Kamenskiy Alexey, Seas Andreas, Bowen Grant, Deegan Paul, Desyatova Anastasia, Bohlim Nick, Poulson William, MacTaggart Jason
Dept of Surgery, University of Nebraska Medical Center, Omaha, NE, United States.
Dept of Chemical Engineering, University of Maryland, Baltimore County, MD, United States.
Acta Biomater. 2016 Mar 1;32:231-237. doi: 10.1016/j.actbio.2016.01.002. Epub 2016 Jan 5.
In situ longitudinal (axial) pre-stretch (LPS) plays a fundamental role in the mechanics of the femoropopliteal artery (FPA). It conserves energy during pulsation and prevents buckling of the artery during limb movement. We investigated how LPS is affected by demographics and risk factors, and how these patient characteristics associate with the structural and physiologic features of the FPA. LPS was measured in n=148 fresh human FPAs (14-80 years old). Mechanical properties were characterized with biaxial extension and histopathological characteristics were quantified with Verhoeff-Van Gieson Staining. Constitutive modeling was used to calculate physiological stresses and stretches which were then analyzed in the context of demographics, risk factors and structural characteristics. Age had the strongest negative effect (r=-0.812, p<0.01) on LPS and could alone explain 66% of LPS variability. Male gender, higher body mass index, hypertension, diabetes, coronary artery disease, dyslipidemia and tobacco use had negative effects on LPS, but only the effect of tobacco was not associated with aging. FPAs with less pre-stretch had thicker medial layers, but thinner intramural elastic fibers with less dense and more fragmented external elastic laminae. Elastin degradation was associated with decreased physiological tethering force and longitudinal stress, while circumferential stress remained constant. FPA wall pathology was negatively associated with LPS (r=-0.553, p<0.01), but the effect was due primarily to aging. LPS in the FPA may serve as an energy reserve for adaptive remodeling. Reduction of LPS due to degradation and fragmentation of intramural longitudinal elastin during aging can be accelerated in tobacco users.

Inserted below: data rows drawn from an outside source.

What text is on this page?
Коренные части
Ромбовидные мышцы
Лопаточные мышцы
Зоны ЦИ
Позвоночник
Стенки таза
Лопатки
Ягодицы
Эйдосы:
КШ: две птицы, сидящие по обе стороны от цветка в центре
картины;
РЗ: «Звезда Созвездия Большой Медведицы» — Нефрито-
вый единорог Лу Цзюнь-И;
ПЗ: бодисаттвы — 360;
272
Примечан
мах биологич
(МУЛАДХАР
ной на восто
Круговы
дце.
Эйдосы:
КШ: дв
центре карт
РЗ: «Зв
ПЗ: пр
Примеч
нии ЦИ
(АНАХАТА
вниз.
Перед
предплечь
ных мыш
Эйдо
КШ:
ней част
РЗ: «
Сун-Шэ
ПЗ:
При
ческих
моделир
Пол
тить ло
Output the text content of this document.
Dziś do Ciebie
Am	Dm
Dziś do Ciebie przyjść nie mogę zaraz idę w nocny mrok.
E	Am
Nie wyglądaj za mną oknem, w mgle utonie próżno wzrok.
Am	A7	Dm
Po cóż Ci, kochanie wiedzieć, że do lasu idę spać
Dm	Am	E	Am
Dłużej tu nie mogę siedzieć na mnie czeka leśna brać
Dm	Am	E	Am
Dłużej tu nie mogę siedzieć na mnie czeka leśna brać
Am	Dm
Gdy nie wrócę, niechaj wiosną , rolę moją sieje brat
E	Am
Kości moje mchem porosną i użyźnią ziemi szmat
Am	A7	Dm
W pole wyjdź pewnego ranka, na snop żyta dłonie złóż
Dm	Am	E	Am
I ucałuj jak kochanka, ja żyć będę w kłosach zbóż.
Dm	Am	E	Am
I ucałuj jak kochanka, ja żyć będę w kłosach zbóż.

This work studies in situ longitudinal pre-stretch (LPS) in the human femoropopliteal artery. LPS has a fundamental role in arterial mechanics, but is rather poorly studied due to lack of direct in vivo measurement method. We have investigated LPS in the n=148 human femoropopliteal arteries in the context of subject demographics and risk factors, and structural and physiologic characteristics of the artery. Our results demonstrate that LPS reduces with age due to degradation and fragmentation of intramural elastin. LPS may serve as an energy reserve for adaptive remodeling, and reduction of LPS can be accelerated in tobacco users.
原位纵向(轴向)预拉伸(LPS)在股腘动脉(FPA)力学中起基本作用。它在脉动过程中保存能量,并在肢体运动时防止动脉发生屈曲。我们研究了LPS如何受到人口统计学因素和危险因素的影响,以及这些患者特征如何与FPA的结构和生理特征相关联。在n = 148条新鲜人体FPA(年龄14 - 80岁)中测量了LPS。通过双轴拉伸表征力学性能,并用Verhoeff - Van Gieson染色对组织病理学特征进行量化。采用本构模型计算生理应力和拉伸,然后在人口统计学、危险因素和结构特征的背景下进行分析。年龄对LPS具有最强的负面影响(r = - 0.812,p < 0.01),且单独就能解释LPS变异性的66%。男性、较高的体重指数、高血压、糖尿病、冠状动脉疾病、血脂异常和吸烟对LPS有负面影响,但只有吸烟的影响与衰老无关。预拉伸较小的FPA中膜层较厚,但壁内弹性纤维较薄,外弹性膜密度较低且更破碎。弹性蛋白降解与生理束缚力和纵向应力降低相关,而周向应力保持不变。FPA壁病理学与LPS呈负相关(r = - 0.553,p < 0.01),但其影响主要归因于衰老。FPA中的LPS可能作为适应性重塑的能量储备。在衰老过程中,由于壁内纵向弹性蛋白的降解和破碎导致的LPS降低在吸烟者中可能会加速。
本研究探讨了人体股腘动脉中的原位纵向预拉伸(LPS)。LPS在动脉力学中起基本作用,但由于缺乏直接的体内测量方法,对其研究较少。我们在n = 148条人体股腘动脉中,结合受试者人口统计学和危险因素以及动脉的结构和生理特征,对LPS进行了研究。我们的结果表明,由于壁内弹性蛋白的降解和破碎,LPS随年龄降低。LPS可能作为适应性重塑的能量储备,并且在吸烟者中LPS的降低可能会加速。